It was another hard day today for the UK, with David Davis giving evidence to the Brexit select committee, and admitting that Brexit could have a great impact on the British economy similar to that of the 2008 credit crunch or 1930s Depression. He referred to Brexit as a “paradigm change” while at the same time explained that no impact assessments on leaving the EU have been completed by any government officials.

In the meantime, at the Prime Minister’s Questions (PMQs) today, May appeared to be, according to the Guardian, “borderline delusional,” especially when she mentioned the “very good progress” in the Brexit talks. She gave the impression that she was “oblivious” to the possibility of the negotiations ending badly and hinted that the solution to the Irish border was to delay it as much as possible so that talks move on to the second phase. The Irish border question was treated as part of phase two of the negotiations, even though no side has ever given such assurance.

But there were some flickers of hope, as Theresa May managed to get the DUP’s Arlene Foster on the phone. It was said that Arlene was playing hard to get, declining May’s calls for 24 hours, but eventually giving in early on Wednesday morning. However, the DUP was shocked at the way the whole Irish border situation was handled by May and explained that it needed more reassurances from the UK that Northern Ireland will get the same deal as the rest of the UK. Foster has agreed to visit May in London and examine the details of the agreement, as long as there is “a credible deal on the table.”

At the same time, Sinn Fein warned that because of the Tory/DUP pact, Ireland should not become “collateral damage”: “The solution to Britain’s Brexit crisis in Ireland is clear. The north of Ireland should have designated special status within the EU ensuring that we remain within the customs union and the single market ... This is a common sense, practical, and achievable proposal and does not change the constitutional position of the north.”

Corbyn: “The tail really is wagging the dog”

From the side of the opposition, the government seems to be in a “shambles,” with various political figures offering different interpretations and answers to the various issues. The Labour leader Jeremy Corbyn said that from Boris Johnson’s infamous phrase to the EU to “go whistle,” a response to the issue of the financial settlement, to May’s slogan “nothing is agreed until everything is agreed,” the whole situation is chaotic and May needs to provide answers. Corbyn criticised May for the whole DUP fiasco, and said that what is happening is that “the tail really is wagging the dog.”

David Davis' lies

Ministers today from all sides of the house raised concerns regarding David Davis’ contempt of parliament about the Brexit assessments. The Commons speaker, John Bercow, explained that after today’s David Davis’ hearing he will see the committee’s conclusions when they are ready and return to the Commons. Once he has the committee’s reports then he will be able to decide whether to allow MPs to debate a contempt of parliament motion regarding David Davis. MPs were invited by Bercow to write to him on the issue, but he clarified that this was primarily the Brexit committee’s affair. According to Chuka Umunna, Davis had claimed on 20 October that he had an assessment of 51 sectors and that he was looking at them. However, today, Davis admitted that the government didn’t look at the impact of Brexit on a sector by sector basis. Umunna said that the Commons has been “misled.” The Lib Dem Tom Brake agreed with Umunna, while Labour’s Seema Malhotra was concerned with Davis’ lies and how it was possible for someone to argue one thing initially, and then say something else altogether. 

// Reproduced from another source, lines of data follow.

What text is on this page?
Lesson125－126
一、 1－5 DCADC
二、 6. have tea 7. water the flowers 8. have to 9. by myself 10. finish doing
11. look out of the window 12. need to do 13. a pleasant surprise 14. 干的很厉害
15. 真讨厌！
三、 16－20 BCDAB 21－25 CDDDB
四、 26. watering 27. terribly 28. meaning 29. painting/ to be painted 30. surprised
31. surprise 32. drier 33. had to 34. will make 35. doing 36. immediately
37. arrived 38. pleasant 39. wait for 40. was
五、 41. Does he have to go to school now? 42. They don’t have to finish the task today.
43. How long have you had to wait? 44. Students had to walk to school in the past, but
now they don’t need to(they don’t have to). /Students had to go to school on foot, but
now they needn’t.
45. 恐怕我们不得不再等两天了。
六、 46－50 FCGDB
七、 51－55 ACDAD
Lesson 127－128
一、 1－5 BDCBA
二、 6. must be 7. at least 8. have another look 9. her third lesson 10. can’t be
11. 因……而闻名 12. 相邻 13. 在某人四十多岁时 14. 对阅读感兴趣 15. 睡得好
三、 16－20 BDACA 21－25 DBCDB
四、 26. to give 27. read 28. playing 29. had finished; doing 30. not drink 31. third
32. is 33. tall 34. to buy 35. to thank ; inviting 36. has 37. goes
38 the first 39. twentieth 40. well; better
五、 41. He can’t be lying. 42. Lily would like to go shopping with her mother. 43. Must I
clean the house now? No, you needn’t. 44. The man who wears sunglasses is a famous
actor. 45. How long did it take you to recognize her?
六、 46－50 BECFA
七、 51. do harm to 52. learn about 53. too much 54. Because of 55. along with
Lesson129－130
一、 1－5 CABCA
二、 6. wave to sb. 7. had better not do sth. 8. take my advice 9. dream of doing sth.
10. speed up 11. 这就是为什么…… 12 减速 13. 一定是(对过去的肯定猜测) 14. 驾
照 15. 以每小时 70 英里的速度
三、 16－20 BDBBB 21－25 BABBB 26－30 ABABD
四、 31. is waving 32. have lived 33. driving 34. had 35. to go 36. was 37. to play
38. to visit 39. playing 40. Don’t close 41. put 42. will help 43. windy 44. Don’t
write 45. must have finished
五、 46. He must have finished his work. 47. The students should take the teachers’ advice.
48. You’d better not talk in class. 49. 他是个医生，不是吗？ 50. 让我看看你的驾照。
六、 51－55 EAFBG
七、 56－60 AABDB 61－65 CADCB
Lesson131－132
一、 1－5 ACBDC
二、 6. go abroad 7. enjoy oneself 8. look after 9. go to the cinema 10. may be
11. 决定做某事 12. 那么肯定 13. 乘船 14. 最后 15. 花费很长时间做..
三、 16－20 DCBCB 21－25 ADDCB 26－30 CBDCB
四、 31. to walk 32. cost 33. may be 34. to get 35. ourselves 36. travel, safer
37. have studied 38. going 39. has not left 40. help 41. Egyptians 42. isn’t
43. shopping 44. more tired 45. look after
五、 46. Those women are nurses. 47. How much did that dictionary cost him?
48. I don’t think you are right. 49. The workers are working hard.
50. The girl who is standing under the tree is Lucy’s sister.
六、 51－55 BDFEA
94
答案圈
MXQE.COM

In general, MPs claimed that the government was “dysfunctional," with evidence ranging from Davis' bluff, to the DUP's reaction and May’s lack of clarity on absolutely everything categorised under Brexit. The latest embarrassment revolves now around Davis’s false claims of undertaking work in “excruciating detail” on the economic consequences of Brexit and admitting today that such collection of data is simply inexistent. As Rafael Behr argued today, the revelations on the lack of any Brexit assessments show that “the whole of the government’s Brexit strategy is built on lies and obfuscation.” The rest of us are just aghast and left wondering: “Is the whole of the government’s Brexit strategy built on lies and obfuscation?”